All of this imagery in this section to me is very evocative of the Psalms. Water coming from rocks, rocks seen as providing shelter. God as a rock. The tone here certainly feels very much like the Old Testament Psalms and prophetic writings.
“come in under the shadow of this red rock” I have to say the image of the shadow under the red rock is one of my favorites. I love the rhythm and sound of this line the staccato of the “d” sounds and the alliteration of “red rock”. Sometimes it’s just the sound of Eliot’s verse that charms my ear even when I can’t make head or tails of the meaning. Which really fits his theory of poetry which is that the sound comes before the meaning, that part of the meaning of poetry is the sound of it, the way it hits our ear even before we make sense of the words.

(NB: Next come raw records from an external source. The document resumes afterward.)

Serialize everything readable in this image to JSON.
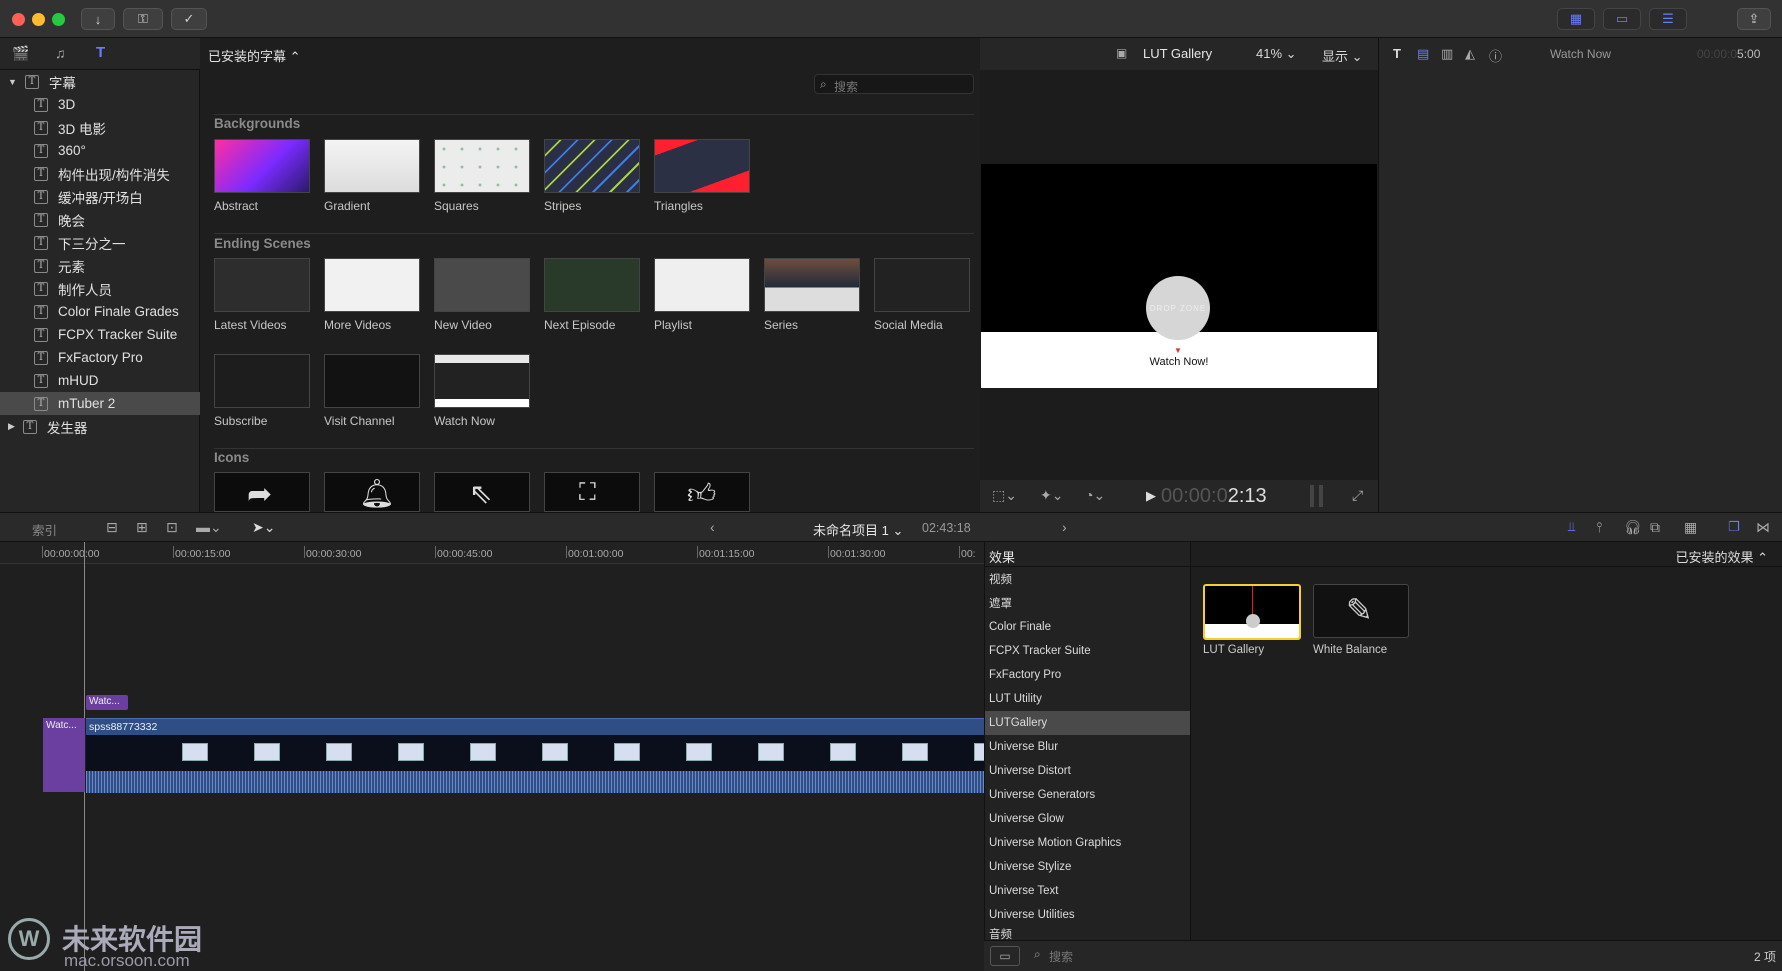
{
  "toolbar": {
    "icons": [
      "import-icon",
      "key-icon",
      "checkmark-icon",
      "browser-view-icon",
      "timeline-view-icon",
      "inspector-view-icon",
      "share-icon"
    ]
  },
  "browser": {
    "library_title": "已安装的字幕",
    "search_placeholder": "搜索",
    "sidebar": [
      {
        "label": "字幕",
        "level": 0,
        "expanded": true
      },
      {
        "label": "3D",
        "level": 1
      },
      {
        "label": "3D 电影",
        "level": 1
      },
      {
        "label": "360°",
        "level": 1
      },
      {
        "label": "构件出现/构件消失",
        "level": 1
      },
      {
        "label": "缓冲器/开场白",
        "level": 1
      },
      {
        "label": "晚会",
        "level": 1
      },
      {
        "label": "下三分之一",
        "level": 1
      },
      {
        "label": "元素",
        "level": 1
      },
      {
        "label": "制作人员",
        "level": 1
      },
      {
        "label": "Color Finale Grades",
        "level": 1
      },
      {
        "label": "FCPX Tracker Suite",
        "level": 1
      },
      {
        "label": "FxFactory Pro",
        "level": 1
      },
      {
        "label": "mHUD",
        "level": 1
      },
      {
        "label": "mTuber 2",
        "level": 1,
        "selected": true
      },
      {
        "label": "发生器",
        "level": 0,
        "expanded": false
      }
    ],
    "sections": [
      {
        "title": "Backgrounds",
        "items": [
          "Abstract",
          "Gradient",
          "Squares",
          "Stripes",
          "Triangles"
        ]
      },
      {
        "title": "Ending Scenes",
        "items": [
          "Latest Videos",
          "More Videos",
          "New Video",
          "Next Episode",
          "Playlist",
          "Series",
          "Social Media",
          "Subscribe",
          "Visit Channel",
          "Watch Now"
        ]
      },
      {
        "title": "Icons",
        "items": []
      }
    ]
  },
  "viewer": {
    "clip_name": "LUT Gallery",
    "zoom": "41%",
    "view_menu": "显示",
    "drop_zone_text": "DROP ZONE",
    "watch_now_text": "Watch Now!",
    "timecode_dim": "00:00:0",
    "timecode_bright": "2:13"
  },
  "inspector": {
    "title": "Watch Now",
    "timecode_dim": "00:00:0",
    "timecode_bright": "5:00"
  },
  "timeline": {
    "index_label": "索引",
    "project_name": "未命名项目 1",
    "duration": "02:43:18",
    "ruler": [
      "00:00:00:00",
      "00:00:15:00",
      "00:00:30:00",
      "00:00:45:00",
      "00:01:00:00",
      "00:01:15:00",
      "00:01:30:00",
      "00:"
    ],
    "title_clip": "Watc...",
    "connected_clip": "Watc...",
    "main_clip": "spss88773332"
  },
  "effects": {
    "header": "效果",
    "filter": "已安装的效果",
    "categories": [
      "视频",
      "遮罩",
      "Color Finale",
      "FCPX Tracker Suite",
      "FxFactory Pro",
      "LUT Utility",
      "LUTGallery",
      "Universe Blur",
      "Universe Distort",
      "Universe Generators",
      "Universe Glow",
      "Universe Motion Graphics",
      "Universe Stylize",
      "Universe Text",
      "Universe Utilities",
      "音频"
    ],
    "selected_category": "LUTGallery",
    "items": [
      "LUT Gallery",
      "White Balance"
    ],
    "search_placeholder": "搜索",
    "count": "2 项"
  },
  "watermark": {
    "brand": "未来软件园",
    "url": "mac.orsoon.com"
  },
  "colors": {
    "accent": "#6c7cff",
    "selection": "#4a4a4a",
    "clip_blue": "#2f4e86",
    "clip_purple": "#6a3fa0",
    "highlight_yellow": "#f2d22a"
  }
}
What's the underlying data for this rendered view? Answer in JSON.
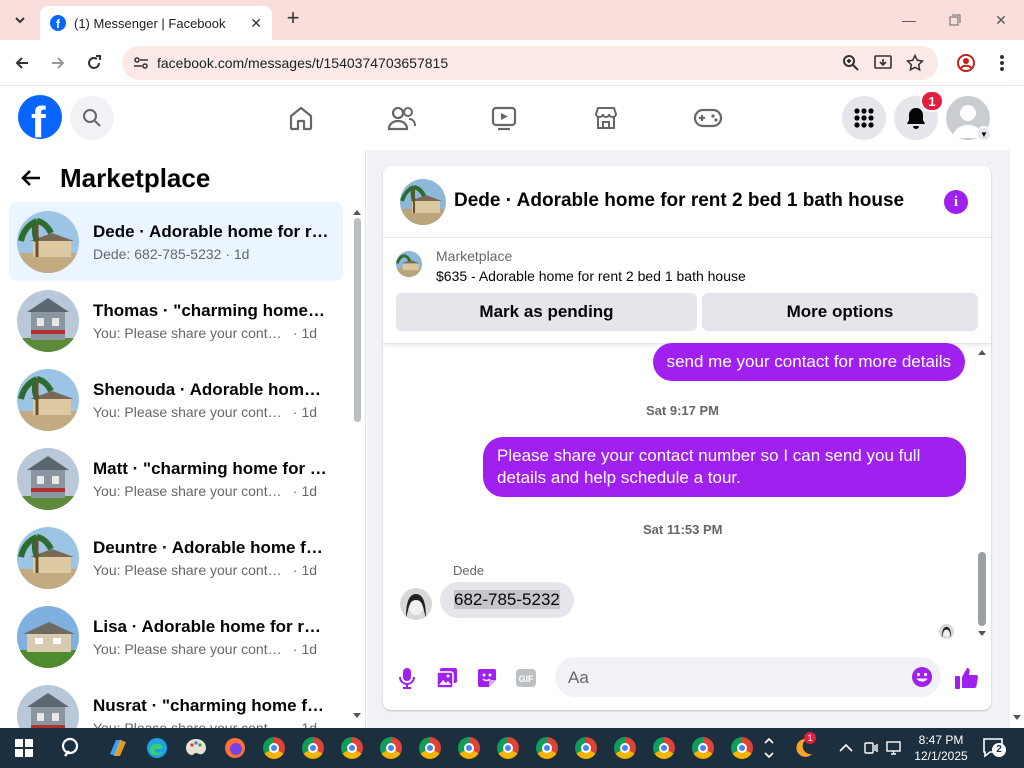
{
  "browser": {
    "tab_title": "(1) Messenger | Facebook",
    "url": "facebook.com/messages/t/1540374703657815"
  },
  "header": {
    "notification_count": "1"
  },
  "left_panel": {
    "title": "Marketplace",
    "conversations": [
      {
        "name": "Dede · Adorable home for re...",
        "preview": "Dede: 682-785-5232",
        "time": "1d",
        "thumb": "palm"
      },
      {
        "name": "Thomas · \"charming home f...",
        "preview": "You: Please share your contact ...",
        "time": "1d",
        "thumb": "gray"
      },
      {
        "name": "Shenouda · Adorable home ...",
        "preview": "You: Please share your contact ...",
        "time": "1d",
        "thumb": "palm"
      },
      {
        "name": "Matt · \"charming home for r...",
        "preview": "You: Please share your contact ...",
        "time": "1d",
        "thumb": "gray"
      },
      {
        "name": "Deuntre · Adorable home fo...",
        "preview": "You: Please share your contact ...",
        "time": "1d",
        "thumb": "palm"
      },
      {
        "name": "Lisa · Adorable home for ren...",
        "preview": "You: Please share your contact ...",
        "time": "1d",
        "thumb": "beige"
      },
      {
        "name": "Nusrat · \"charming home fo...",
        "preview": "You: Please share your contact ...",
        "time": "1d",
        "thumb": "gray"
      }
    ]
  },
  "chat": {
    "title": "Dede · Adorable home for rent 2 bed 1 bath house",
    "marketplace_label": "Marketplace",
    "listing": "$635 - Adorable home for rent 2 bed 1 bath house",
    "mark_pending_label": "Mark as pending",
    "more_options_label": "More options",
    "messages": {
      "out_1": "send me your contact for more details",
      "timestamp_1": "Sat 9:17 PM",
      "out_2_line1": "Please share your contact number so I can send you full",
      "out_2_line2": "details and help schedule a tour.",
      "timestamp_2": "Sat 11:53 PM",
      "sender": "Dede",
      "in_1": "682-785-5232"
    },
    "composer_placeholder": "Aa"
  },
  "taskbar": {
    "time": "8:47 PM",
    "date": "12/1/2025",
    "notifications": "2",
    "tray_badge": "1"
  },
  "colors": {
    "fb_blue": "#0866ff",
    "messenger_purple": "#a020f0",
    "tab_bar": "#f9dedc",
    "badge_red": "#e41e3f"
  }
}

All the shadow play here. Come under the shadow… I will show you something different from either your shadow… or your shadow. Shadows represent cool and refuge on a hot day, the possibility of relief in a desert. But they also can represent fear. Is there a hint here of being afraid of one’s own shadow? Jumping at shadows? I notice the position of the shadows. In the morning the shadow is striding behind. It isn’t threatening but our of sight, obedient. But at evening the shadow rises to meet you. Dark falls, night falls and with it fear?
“I will show you fear in a handful of dust”. Evelyn Waugh used this line for the title of one of his novels. It evokes Ash Wednesday: remember, man, that you are dust. This is the fear of death, the reminder of our mortality.
Why does the narrator specify that is the fear in the handful of dust is “different” than the shadow at morning or the shadow at evening? What is the difference he wants us to contemplate? Is it the difference between jumping at shadows vs contemplation of death? He wants to show us, he wants to lead us to the point where we can’t look away from death. Over and over again the narrator leads us to look death in the face, even while other voices are doing their best to avoid it.
In this passage Eliot takes on an Old Testament prophet sort of voice: reminding us of the end things, of death. When he seems to be promising relief, the shelter of the shadow under the red rock, we find that there is no comfort there after all. Only fear. But the only reason to fear death is because it represents annihilation. If death is not in fact the end but a new beginning then there is no reason to fear. This is the crux of the poem. Are we going to let fear keep us from changing, from growing, from facing the possibility of death to self?
One final thought: that enjambment that was driving me crazy, that refusal to end his sentences at the line breaks, it isn’t an accident, is it? It makes this passage relentless. There is no resting place. You are being herded, driven, rushed toward that final image, that handful of dust.
And you, dear faithful readers? What images here speak to you? What catches your eye or your ear? What do you see that I’ve missed or overlooked? (And there’s plenty I’ve missed here, don’t be afraid of pointing that out.)